Location is everything when it comes to family. We knew we wanted to have a good support system nearby when we first started our family. Here, Cal can play in his grandparents’ backyard in Speedway, where the change of seasons is still marked by the distinct, whiny roar of race car engines.

Cal is also growing up a short drive away from five (soon to be six!) of his cousins. We can celebrate every birthday, music recital, and graduation or get together for an impromptu Sunday night dinner. And it’s not just family. Now, our network includes the local librarian who leads story time and always remembers Cal’s name, as well as the neighbors who welcomed me into their book club and host chili cook-offs every fall.

With a new home base for travel, we no longer have a non-stop flight to England to visit my husband’s family. But after years of flying out of New York, Indianapolis International feels like a dream! We love using the direct flight to Paris for our hops across the pond. And now, it’s a weekend getaway to see Lake Michigan, visit friends in Ohio, or travel down the Bourbon Trail.

Moving to Indianapolis was the best decision we could have made.

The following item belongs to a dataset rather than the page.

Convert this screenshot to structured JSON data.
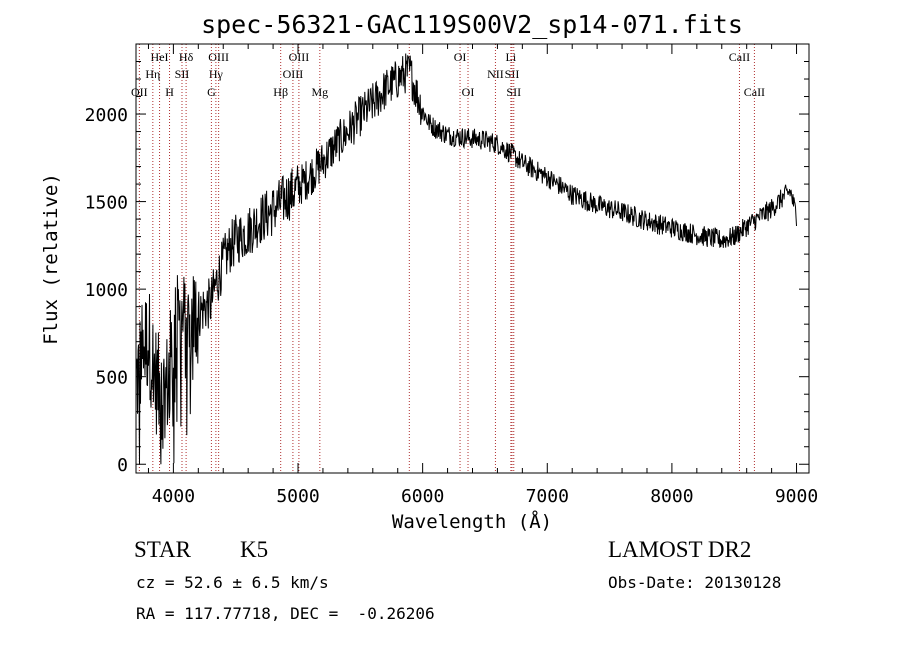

The scariest part of leaving New York was walking away from my dream job. After producing stories and interviews at the weekend edition of the Today Show, I moved across the hall at 30 Rock to MSNBC, where I left as a senior producer for “Andrea Mitchell Reports.” 

I traveled around the country meeting people and sharing their stories. I led a control room during more breaking news events than I can count. Covering the 2016 election as we crisscrossed the country on the campaign trail was the most challenging and rewarding experience. I worried nothing could top it. 

But what I loved most about my job was working with a team of passionate, talented, and creative people to achieve a goal. That type of collaboration is happening every day all over Indianapolis. As I take a hiatus from my career to stay home with Cal, I feel nothing but hope and excitement about jumping back in when the time is right.

So, eleven years after I left Indianapolis in my parents’ minivan, I watched them drive up to our new home the afternoon of closing day to finally reveal our big secret. They were shocked and thrilled. But no one has been more pleasantly surprised than me at how our big move has turned out for our family. I was proud to make it as a New Yorker. But living in a city with millions of people, each with their own unique backstory, has made me even more appreciative of my own.